The US and NATO have begun discussions with Iraq about the possibility of a long presence
Trump directed the Pentagon to draw up a plan on fighting ISIS
The US military is contemplating a long-term presence in Iraq to stabilize the country after the anticipated defeat ISIS, America’s top military officer said Thursday.
Chairman of the Joint Chiefs Gen. Joseph Dunford said that both the US and NATO have begun discussions with Iraq about the possibility.
“We have, as has NATO, begun a dialogue about a long term commitment to grow the capacity, maintain the capacity of Iraqi Security Forces, but no decisions have been made yet,” Dunford told an audience at the Brookings Institution in Washington, his first time fielding questions since the inauguration of President Donald Trump.
“Iraq has begun to speak, and you’ve heard Prime Minister (Haider) Abadi speak, about the international community continuing to support defense capacity building,” he added.
A NATO official told CNN Friday that, at Abadi’s request, the alliance had already begun training Iraqi troops this month and that NATO’s presence there “has no fixed end date.”
Dunford’s comments come days after Secretary of Defense James Mattis and the commander of the US-led counter-ISIS coalition, Lt. Gen. Stephen Townsend, suggested in Baghdad that there would be continued US-Iraqi military collaboration even after the terror group is ejected from Mosul. Forces are currently advancing on the terror group there, the last major city it controls.
“The Iraqi people, the Iraqi military and the Iraqi political leadership recognizes what they’re up against and the value of the coalition and the partnership in particular with the United States, Mattis told reporters Monday on a trip to Baghdad. “I imagine we’ll be in this fight for a while and we’ll stand by each other.”
The longer-term approach to stabilizing Iraq stands in stark contrast to policies pursued by President Barack Obama, who ran on a platform of getting US troops out of Iraq and campaigned for reelection based on having withdrawn all US troops in 2011.
Obama later had to recommit American forces upon the rise of ISIS, but kept their involvement limited. A longer assignment could trigger political pushback.
Dunford seemed to take a subtle swipe at Obama as well as offer a warning to his current commander in chief when he stressed Thursday that “we can’t be paralyzed” with the difficult decision in the fight against ISIS. Many in the military had pushed the Obama White House to take more forceful action to confront the terror group, something Trump has pledged to do.
Before deciding on a specific course, however, Trump directed the Pentagon, with input from the State Department and Treasury, to draw up a plan to be delivered Monday or Tuesday to the White House for consideration.
“It’s fair to say we’ll provide him a full range of options,” Dunford said, refusing to rule anything out.

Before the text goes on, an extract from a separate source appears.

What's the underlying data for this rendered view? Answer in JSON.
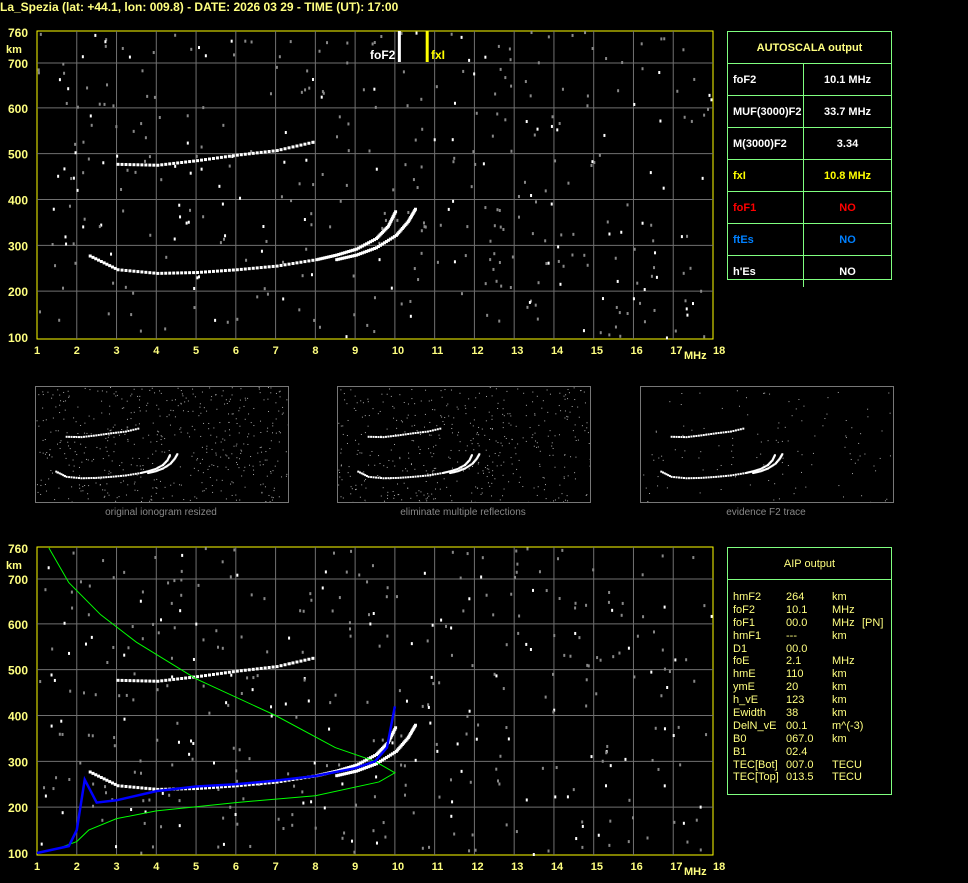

A US defense official told CNN this week that the document would include strategies, goals and resources needed to accelerate the fight, potentially proposing an increase in resources for Syria. The plan is also expected to address ISIS franchises outside of Syria and Iraq, including in Yemen, Libya and Afghanistan.
At Brookings, Dunford mentioned the need to weigh the views of regional players, such as key American ally Turkey, which opposes US-backed Kurdish groups currently carrying out some of the most effective fighting against ISIS in Syria.
“We are wrestling with all those issues, but at the end of the day we can’t be paralyzed by tough choices,” Dunford said.
CNN’s Barbara Starr contributed to this report.